09 Fevereiro 2012
A ferida mais profunda foi a infligida pela cúpula da Igreja que não quis ouvi-la, que durante décadas encobriu o padre culpado que havia abusado dela adolescente, que não só violentou o seu corpo, mas, ainda mais, lhe arrancou a vida, a dignidade de pessoa, o gosto pelos afetos e por uma vida normal.
A reportagem é de Roberto Monteforte, publicada no jornal L'Unità, 08-02-2012. A tradução é de Moisés Sbardelotto.
Marie Collins agora é uma senhora irlandesa de 62 anos. Aos 13 anos, ela foi abusada sexualmente diversas vezes por um sacerdote, o capelão do hospital onde ela estava hospitalizada. Ela foi a primeira a falar no simpósio organizado pela Pontifícia Universidade Gregoriana sobre os abusos cometidos por religiosos contra menores.
Diante dos bispos delegados de 110 conferências episcopais e dos superiores das ordens religiosas que foram a Roma de todo o mundo, ela contou o seu longo calvário de vítima do abuso sofrido e da hierarquia eclesiástica que, durante décadas, se recusou a ouvi-la e a acolher a sua denúncia, a deter o culpado, impedindo-o de fazer mais males.
Ela contou a sua vida com coragem, feita de sofrimentos psicológicos devastadores, de internações no hospital e de terapias para sair do pesadelo do sentimento de culpa. Porque tinham feito com que ela se sentisse culpada.
Ela está tensa enquanto conta a sua história. Ao seu lado, ela tem a psiquiatra e psicoterapeuta Shella Hollins, especialista com uma longa experiência clínica em casos de vítimas de abuso. Em 2011, ela foi "assistente" do cardeal Cormac Murphy-O'Connor, enviado por Bento XVI em sua visita apostólica à Igreja da Irlanda atingida pelos escândalos sexuais.
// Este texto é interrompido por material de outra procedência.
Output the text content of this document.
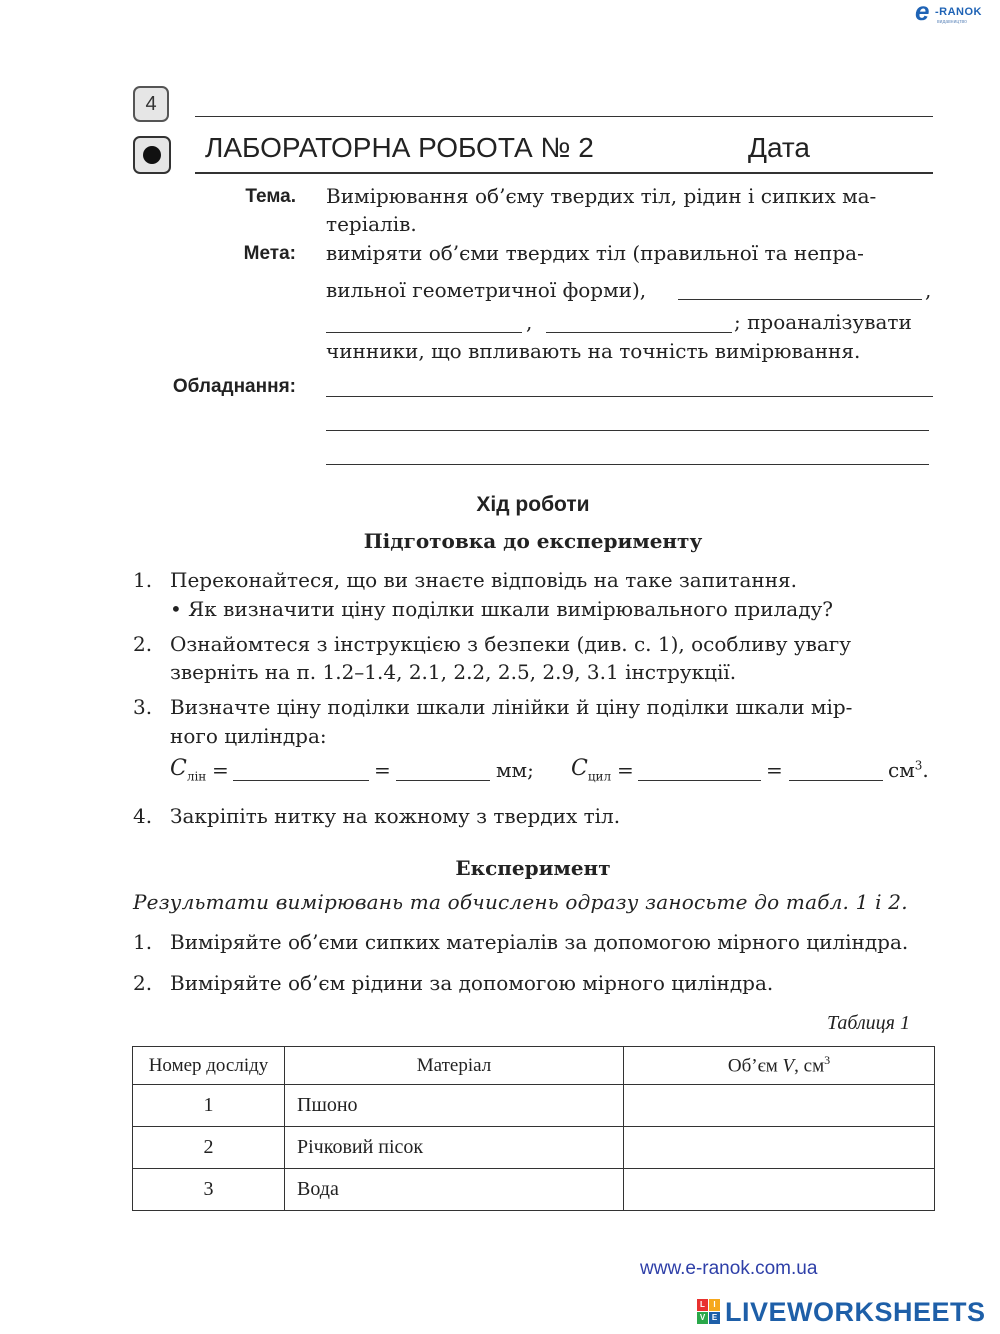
e -RANOK
видавництво
4
ЛАБОРАТОРНА РОБОТА № 2	Дата
Тема. Вимірювання об’єму твердих тіл, рідин і сипких ма-
теріалів.
Мета: виміряти об’єми твердих тіл (правильної та непра-
вильної геометричної форми),	,
,	; проаналізувати
чинники, що впливають на точність вимірювання.
Обладнання:
Хід роботи
Підготовка до експерименту
1. Переконайтеся, що ви знаєте відповідь на таке запитання.
• Як визначити ціну поділки шкали вимірювального приладу?
2. Ознайомтеся з інструкцією з безпеки (див. с. 1), особливу увагу
зверніть на п. 1.2–1.4, 2.1, 2.2, 2.5, 2.9, 3.1 інструкції.
3. Визначте ціну поділки шкали лінійки й ціну поділки шкали мір-
ного циліндра:
$C_{лін}$ =	=	мм; $C_{цил}$ =	=	$см^3$.
4. Закріпіть нитку на кожному з твердих тіл.
Експеримент
Результати вимірювань та обчислень одразу заносьте до табл. 1 і 2.
1. Виміряйте об’єми сипких матеріалів за допомогою мірного циліндра.
2. Виміряйте об’єм рідини за допомогою мірного циліндра.
Таблиця 1
Номер досліду	Матеріал	Об’єм V, $см^3$
1	Пшоно	
2	Річковий пісок	
3	Вода	
www.e-ranok.com.ua
L	I
V E LIVEWORKSHEETS
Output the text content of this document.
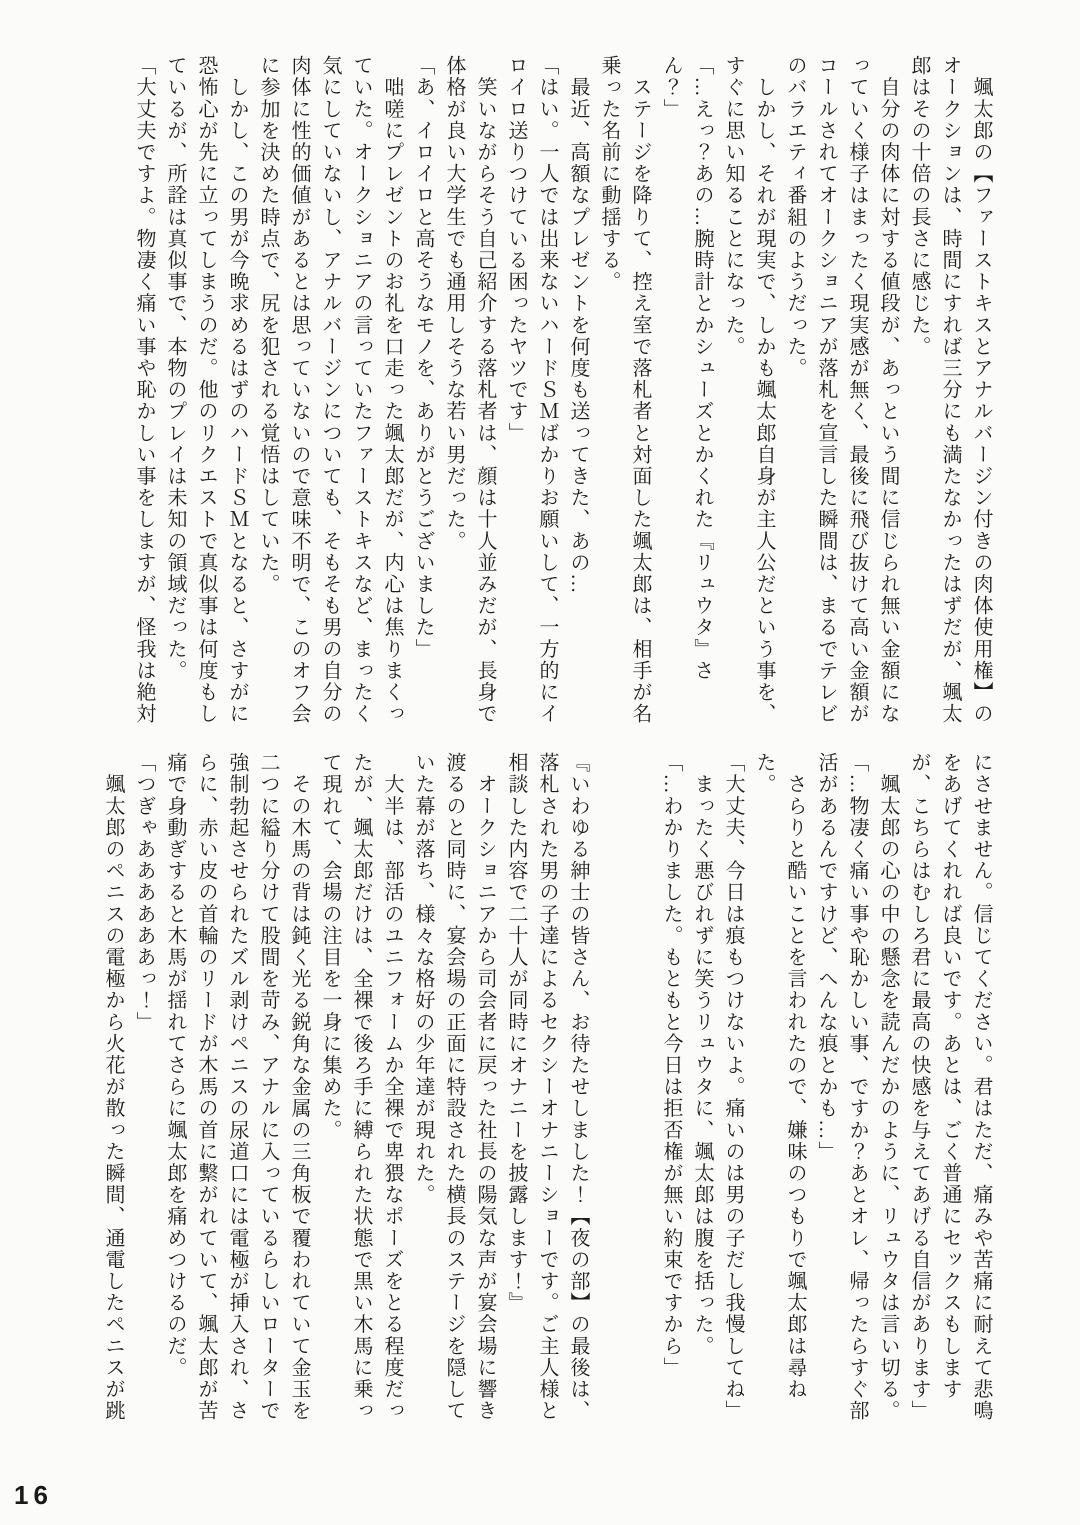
　颯太郎の【ファーストキスとアナルバージン付きの肉体使用権】のオークションは、時間にすれば三分にも満たなかったはずだが、颯太郎はその十倍の長さに感じた。

　自分の肉体に対する値段が、あっという間に信じられ無い金額になっていく様子はまったく現実感が無く、最後に飛び抜けて高い金額がコールされてオークショニアが落札を宣言した瞬間は、まるでテレビのバラエティ番組のようだった。

　しかし、それが現実で、しかも颯太郎自身が主人公だという事を、すぐに思い知ることになった。

「…えっ？あの…腕時計とかシューズとかくれた『リュウタ』さん？」

　ステージを降りて、控え室で落札者と対面した颯太郎は、相手が名乗った名前に動揺する。

　最近、高額なプレゼントを何度も送ってきた、あの…

「はい。一人では出来ないハードＳＭばかりお願いして、一方的にイロイロ送りつけている困ったヤツです」

　笑いながらそう自己紹介する落札者は、顔は十人並みだが、長身で体格が良い大学生でも通用しそうな若い男だった。

「あ、イロイロと高そうなモノを、ありがとうございました」

　咄嗟にプレゼントのお礼を口走った颯太郎だが、内心は焦りまくっていた。オークショニアの言っていたファーストキスなど、まったく気にしていないし、アナルバージンについても、そもそも男の自分の肉体に性的価値があるとは思っていないので意味不明で、このオフ会に参加を決めた時点で、尻を犯される覚悟はしていた。

　しかし、この男が今晩求めるはずのハードＳＭとなると、さすがに恐怖心が先に立ってしまうのだ。他のリクエストで真似事は何度もしているが、所詮は真似事で、本物のプレイは未知の領域だった。

「大丈夫ですよ。物凄く痛い事や恥かしい事をしますが、怪我は絶対

にさせません。信じてください。君はただ、痛みや苦痛に耐えて悲鳴をあげてくれれば良いです。あとは、ごく普通にセックスもしますが、こちらはむしろ君に最高の快感を与えてあげる自信があります」

　颯太郎の心の中の懸念を読んだかのように、リュウタは言い切る。

「…物凄く痛い事や恥かしい事、ですか？あとオレ、帰ったらすぐ部活があるんですけど、へんな痕とかも…」

　さらりと酷いことを言われたので、嫌味のつもりで颯太郎は尋ねた。

「大丈夫、今日は痕もつけないよ。痛いのは男の子だし我慢してね」

　まったく悪びれずに笑うリュウタに、颯太郎は腹を括った。

「…わかりました。もともと今日は拒否権が無い約束ですから」

『いわゆる紳士の皆さん、お待たせしました！【夜の部】の最後は、落札された男の子達によるセクシーオナニーショーです。ご主人様と相談した内容で二十人が同時にオナニーを披露します！』

　オークショニアから司会者に戻った社長の陽気な声が宴会場に響き渡るのと同時に、宴会場の正面に特設された横長のステージを隠していた幕が落ち、様々な格好の少年達が現れた。

　大半は、部活のユニフォームか全裸で卑猥なポーズをとる程度だったが、颯太郎だけは、全裸で後ろ手に縛られた状態で黒い木馬に乗って現れて、会場の注目を一身に集めた。

　その木馬の背は鈍く光る鋭角な金属の三角板で覆われていて金玉を二つに縊り分けて股間を苛み、アナルに入っているらしいローターで強制勃起させられたズル剥けペニスの尿道口には電極が挿入され、さらに、赤い皮の首輪のリードが木馬の首に繋がれていて、颯太郎が苦痛で身動ぎすると木馬が揺れてさらに颯太郎を痛めつけるのだ。

「つぎゃああああああっ！」

　颯太郎のペニスの電極から火花が散った瞬間、通電したペニスが跳

16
O seu testemunho é um testemunho entrelaçado. Com a psiquiatra que defende a vítima enquanto relata a sua história e ajuda o auditório a enquadrar o problema. A história de Marie é a dramática história de muitas vítimas. Os bispos ouvem em silêncio e, depois, a portas fechadas, farão perguntas.
Marie esclarece: "Não é suficiente pedir desculpas pelas ações dos padres abusadores". É preciso fazer muito mais. Ter a coragem de reconhecer as suas próprias culpas. Ela, que perdoou seu violentador e que saiu do seu pesadelo quando este confessou as suas culpas, denuncia a responsabilidade de quem se recusou a ouvi-la e preferiu encobrir o padre pedófilo, apesar das indicações da Santa Sé.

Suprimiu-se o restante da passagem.